ただ、それは普通の人間の一生と何も変わらない。ジョーがゴーレムとしての存在に変な特権意識を感じていなければ問題はないはずだ。
私はジョーと一緒に爆心地に戻り、ランタンを回収して周囲を見渡した。
正面は私が飛ばされた方角だ。そして両脇には飛ばされて焼け焦げた男の死体が二つ転がっていた。奇しくもあの最初の夜の茂みとそっくりな状況だ。
さて、早くペットマン達に合流して報告しよう。私はジョーの手を引いた。
だが、なぜかジョーは動かず、私は逆に引き寄せられてしまった。
―――
「あの爆発はゴーレムの奴じゃないのか?」
「あの茂み、少女と浮浪者数人が入っていった場所ですよね? 大丈夫なんですか?」
オアツラエとセイシンは爆発のあった茂みを目指していた。
茂みの目の前に来た時、突如足元に矢が突き刺さった。オアツラエはランタンの遮光版を全開にして前方を照らす。

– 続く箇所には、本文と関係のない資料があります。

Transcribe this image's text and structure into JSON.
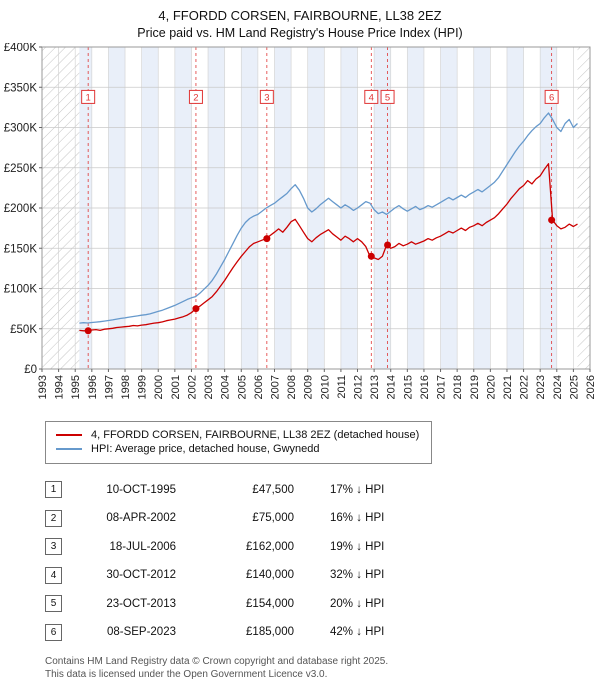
{
  "title": "4, FFORDD CORSEN, FAIRBOURNE, LL38 2EZ",
  "subtitle": "Price paid vs. HM Land Registry's House Price Index (HPI)",
  "footer": {
    "line1": "Contains HM Land Registry data © Crown copyright and database right 2025.",
    "line2": "This data is licensed under the Open Government Licence v3.0."
  },
  "chart_data": {
    "type": "line",
    "x_range": [
      1993,
      2026
    ],
    "y_range": [
      0,
      400000
    ],
    "y_ticks": [
      0,
      50000,
      100000,
      150000,
      200000,
      250000,
      300000,
      350000,
      400000
    ],
    "y_tick_labels": [
      "£0",
      "£50K",
      "£100K",
      "£150K",
      "£200K",
      "£250K",
      "£300K",
      "£350K",
      "£400K"
    ],
    "data_start": 1995.25,
    "data_end": 2025.25,
    "band_start": 1995,
    "band_end": 2025,
    "badge_y": 338000,
    "colors": {
      "band": "#e9eff9",
      "sale_line": "#e03535",
      "marker": "#cc0000"
    },
    "series": [
      {
        "name": "4, FFORDD CORSEN, FAIRBOURNE, LL38 2EZ (detached house)",
        "color": "#cc0000",
        "x0": 1995.25,
        "dx": 0.25,
        "values": [
          48000,
          47500,
          47500,
          48500,
          49000,
          48000,
          49500,
          50000,
          50500,
          51500,
          52000,
          52500,
          53000,
          54000,
          53500,
          54500,
          55000,
          56000,
          57000,
          57500,
          58500,
          60000,
          61000,
          62000,
          63500,
          65000,
          67000,
          70000,
          75000,
          78000,
          82000,
          86000,
          90000,
          96000,
          103000,
          110000,
          118000,
          126000,
          133000,
          140000,
          146000,
          152000,
          156000,
          158000,
          160000,
          162000,
          166000,
          170000,
          174000,
          170000,
          176000,
          183000,
          186000,
          178000,
          170000,
          162000,
          158000,
          163000,
          167000,
          170000,
          173000,
          168000,
          164000,
          160000,
          165000,
          162000,
          158000,
          162000,
          158000,
          152000,
          140000,
          138000,
          136000,
          140000,
          154000,
          150000,
          152000,
          156000,
          153000,
          155000,
          158000,
          155000,
          157000,
          159000,
          162000,
          160000,
          163000,
          165000,
          168000,
          171000,
          169000,
          172000,
          175000,
          172000,
          176000,
          178000,
          181000,
          178000,
          182000,
          185000,
          188000,
          193000,
          199000,
          205000,
          212000,
          218000,
          224000,
          228000,
          234000,
          230000,
          236000,
          240000,
          248000,
          255000,
          185000,
          178000,
          174000,
          176000,
          180000,
          177000,
          180000
        ]
      },
      {
        "name": "HPI: Average price, detached house, Gwynedd",
        "color": "#6699cc",
        "x0": 1995.25,
        "dx": 0.25,
        "values": [
          57000,
          57500,
          57200,
          57800,
          58200,
          58800,
          59500,
          60200,
          61000,
          62000,
          62800,
          63500,
          64500,
          65200,
          66000,
          66800,
          67500,
          68500,
          70000,
          71500,
          73000,
          75000,
          77000,
          79000,
          81500,
          84000,
          86500,
          88500,
          90000,
          94000,
          99000,
          104000,
          110000,
          118000,
          127000,
          136000,
          146000,
          156000,
          166000,
          175000,
          182000,
          187000,
          190000,
          192000,
          196000,
          200000,
          203000,
          206000,
          210000,
          214000,
          218000,
          224000,
          229000,
          222000,
          212000,
          200000,
          195000,
          199000,
          204000,
          208000,
          212000,
          208000,
          204000,
          200000,
          204000,
          201000,
          197000,
          200000,
          204000,
          208000,
          206000,
          198000,
          193000,
          195000,
          192000,
          196000,
          200000,
          203000,
          199000,
          196000,
          199000,
          202000,
          198000,
          200000,
          203000,
          201000,
          204000,
          207000,
          210000,
          213000,
          210000,
          213000,
          216000,
          213000,
          217000,
          220000,
          223000,
          220000,
          224000,
          228000,
          232000,
          238000,
          246000,
          254000,
          262000,
          270000,
          277000,
          283000,
          290000,
          296000,
          301000,
          305000,
          312000,
          318000,
          310000,
          300000,
          295000,
          305000,
          310000,
          300000,
          305000
        ]
      }
    ],
    "sales": [
      {
        "n": "1",
        "x": 1995.78,
        "y": 47500,
        "date": "10-OCT-1995",
        "price": "£47,500",
        "diff": "17% ↓ HPI"
      },
      {
        "n": "2",
        "x": 2002.27,
        "y": 75000,
        "date": "08-APR-2002",
        "price": "£75,000",
        "diff": "16% ↓ HPI"
      },
      {
        "n": "3",
        "x": 2006.54,
        "y": 162000,
        "date": "18-JUL-2006",
        "price": "£162,000",
        "diff": "19% ↓ HPI"
      },
      {
        "n": "4",
        "x": 2012.83,
        "y": 140000,
        "date": "30-OCT-2012",
        "price": "£140,000",
        "diff": "32% ↓ HPI"
      },
      {
        "n": "5",
        "x": 2013.81,
        "y": 154000,
        "date": "23-OCT-2013",
        "price": "£154,000",
        "diff": "20% ↓ HPI"
      },
      {
        "n": "6",
        "x": 2023.69,
        "y": 185000,
        "date": "08-SEP-2023",
        "price": "£185,000",
        "diff": "42% ↓ HPI"
      }
    ]
  }
}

「くそ、あの護衛達か、一体あそこで何をしているんだ!」
「黒服達を連れて来るべきでした、明らかに近づけさせまいとしていますね」
オアツラエ達と、護衛達のにらみ合いが、しばらく続いた。
緊張がピークに達する頃、突如護衛達から歓声が上がった。驚いてよく見ると、茂みの奥から男女のペアが歩み出てきた。

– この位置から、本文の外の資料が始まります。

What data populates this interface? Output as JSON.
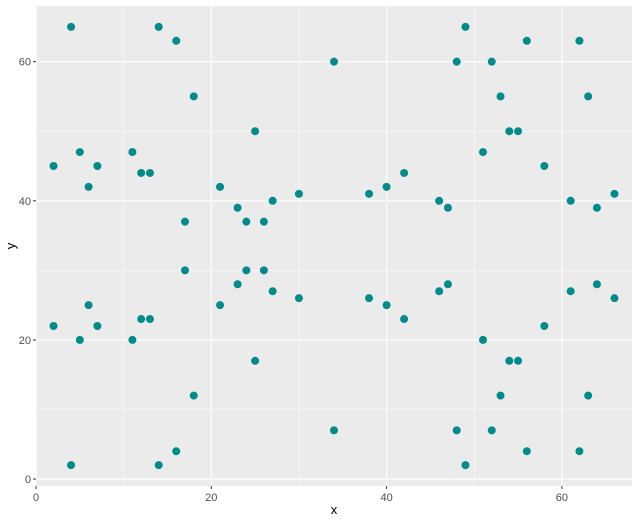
{
  "chart_data": {
    "type": "scatter",
    "xlabel": "x",
    "ylabel": "y",
    "xlim": [
      0,
      68
    ],
    "ylim": [
      -1,
      68
    ],
    "x_ticks": [
      0,
      20,
      40,
      60
    ],
    "y_ticks": [
      0,
      20,
      40,
      60
    ],
    "x_tick_labels": [
      "0",
      "20",
      "40",
      "60"
    ],
    "y_tick_labels": [
      "0",
      "20",
      "40",
      "60"
    ],
    "grid": true,
    "point_color": "#008b8b",
    "panel_color": "#ebebeb",
    "points": [
      [
        2,
        45
      ],
      [
        2,
        22
      ],
      [
        4,
        65
      ],
      [
        4,
        2
      ],
      [
        5,
        47
      ],
      [
        5,
        20
      ],
      [
        6,
        42
      ],
      [
        6,
        25
      ],
      [
        7,
        45
      ],
      [
        7,
        22
      ],
      [
        11,
        47
      ],
      [
        11,
        20
      ],
      [
        12,
        44
      ],
      [
        12,
        23
      ],
      [
        13,
        44
      ],
      [
        13,
        23
      ],
      [
        14,
        65
      ],
      [
        14,
        2
      ],
      [
        16,
        63
      ],
      [
        16,
        4
      ],
      [
        17,
        37
      ],
      [
        17,
        30
      ],
      [
        18,
        55
      ],
      [
        18,
        12
      ],
      [
        21,
        42
      ],
      [
        21,
        25
      ],
      [
        23,
        39
      ],
      [
        23,
        28
      ],
      [
        24,
        37
      ],
      [
        24,
        30
      ],
      [
        25,
        50
      ],
      [
        25,
        17
      ],
      [
        26,
        37
      ],
      [
        26,
        30
      ],
      [
        27,
        40
      ],
      [
        27,
        27
      ],
      [
        30,
        41
      ],
      [
        30,
        26
      ],
      [
        34,
        60
      ],
      [
        34,
        7
      ],
      [
        38,
        41
      ],
      [
        38,
        26
      ],
      [
        40,
        42
      ],
      [
        40,
        25
      ],
      [
        42,
        44
      ],
      [
        42,
        23
      ],
      [
        46,
        40
      ],
      [
        46,
        27
      ],
      [
        47,
        39
      ],
      [
        47,
        28
      ],
      [
        48,
        60
      ],
      [
        48,
        7
      ],
      [
        49,
        65
      ],
      [
        49,
        2
      ],
      [
        51,
        47
      ],
      [
        51,
        20
      ],
      [
        52,
        60
      ],
      [
        52,
        7
      ],
      [
        53,
        55
      ],
      [
        53,
        12
      ],
      [
        54,
        50
      ],
      [
        54,
        17
      ],
      [
        55,
        50
      ],
      [
        55,
        17
      ],
      [
        56,
        63
      ],
      [
        56,
        4
      ],
      [
        58,
        45
      ],
      [
        58,
        22
      ],
      [
        61,
        40
      ],
      [
        61,
        27
      ],
      [
        62,
        63
      ],
      [
        62,
        4
      ],
      [
        63,
        55
      ],
      [
        63,
        12
      ],
      [
        64,
        39
      ],
      [
        64,
        28
      ],
      [
        66,
        41
      ],
      [
        66,
        26
      ]
    ]
  }
}
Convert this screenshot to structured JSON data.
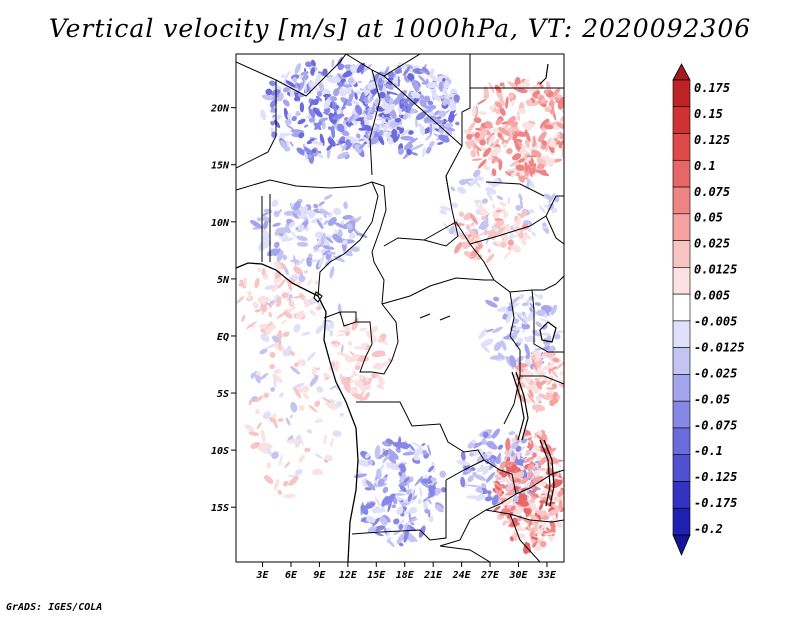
{
  "chart_data": {
    "type": "heatmap",
    "title": "Vertical velocity [m/s] at 1000hPa, VT: 2020092306",
    "variable": "Vertical velocity",
    "units": "m/s",
    "level": "1000hPa",
    "valid_time": "2020092306",
    "xlabel": "",
    "ylabel": "",
    "x_ticks": [
      "3E",
      "6E",
      "9E",
      "12E",
      "15E",
      "18E",
      "21E",
      "24E",
      "27E",
      "30E",
      "33E"
    ],
    "x_tick_values": [
      3,
      6,
      9,
      12,
      15,
      18,
      21,
      24,
      27,
      30,
      33
    ],
    "y_ticks": [
      "20N",
      "15N",
      "10N",
      "5N",
      "EQ",
      "5S",
      "10S",
      "15S"
    ],
    "y_tick_values": [
      20,
      15,
      10,
      5,
      0,
      -5,
      -10,
      -15
    ],
    "xlim": [
      0.2,
      34.8
    ],
    "ylim": [
      -19.8,
      24.7
    ],
    "colorbar": {
      "levels": [
        "0.175",
        "0.15",
        "0.125",
        "0.1",
        "0.075",
        "0.05",
        "0.025",
        "0.0125",
        "0.005",
        "-0.005",
        "-0.0125",
        "-0.025",
        "-0.05",
        "-0.075",
        "-0.1",
        "-0.125",
        "-0.175",
        "-0.2"
      ],
      "colors": [
        "#a51a1f",
        "#bd2226",
        "#d03133",
        "#de4a48",
        "#e76766",
        "#ee8584",
        "#f4a3a2",
        "#f8c4c4",
        "#fbe1e1",
        "#ffffff",
        "#e0e0fa",
        "#c4c4f3",
        "#a5a5ed",
        "#8787e6",
        "#6b6bde",
        "#5050d2",
        "#3333c2",
        "#2020b0",
        "#15159a"
      ]
    },
    "note": "Field rendered as scattered speckle: blue (negative) concentrated over Sahara/Chad and Angola highlands; red (positive) over Sudan/East Africa and Zambia–Malawi region."
  },
  "credit": "GrADS: IGES/COLA"
}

浮浪者の男も、赤毛の少女も笑顔だった。男の顔はひっかかれた跡がいくつもあったが満面の笑みだ。少女の方は少し引きつっているがやっぱり笑顔だった。
「「え……なにこれ」」
オアツラエとセイシンは呆然と立ち尽くした。なんなのだこれは、いったい何が起きているのだ。
―――
「なあセイシン、連中の言い分を信じるか?」
「戦争未亡人が、旦那を忘れる為に見知らぬ男を引っ掛けるっていう風習の事ですか? はぁ、信じるわけないでしょう……」
川の下流に張られた野営テントに黒服が入ってきた。
「見てきました。埋められた死体がふたつ、どちらも焼け焦げていました」
「ほう」
「いや、しかし驚きました。あの捜索の夜に、河の東の茂みで見つけた死体と状態がそっくりでしたから」
黒服の隊長は、そう言いながら何かの切れ端をオアツラエに手渡した。
「この入れ墨、バンディットか」
「一部、焦げていない箇所があって気付きました。ただの浮浪者ではないようです」
「オアツラエ殿、どういう事ですか」
「セイシン、アザラ氏の事故は御使い様による不可抗力ではないかもしれないぞ。それどころか、組織的な犯行だった可能性が出てきた」
「街に戻ったら、アザラ家周辺を洗った方良さそうですね」
10月いっぱい仕事ハメが続きそうです。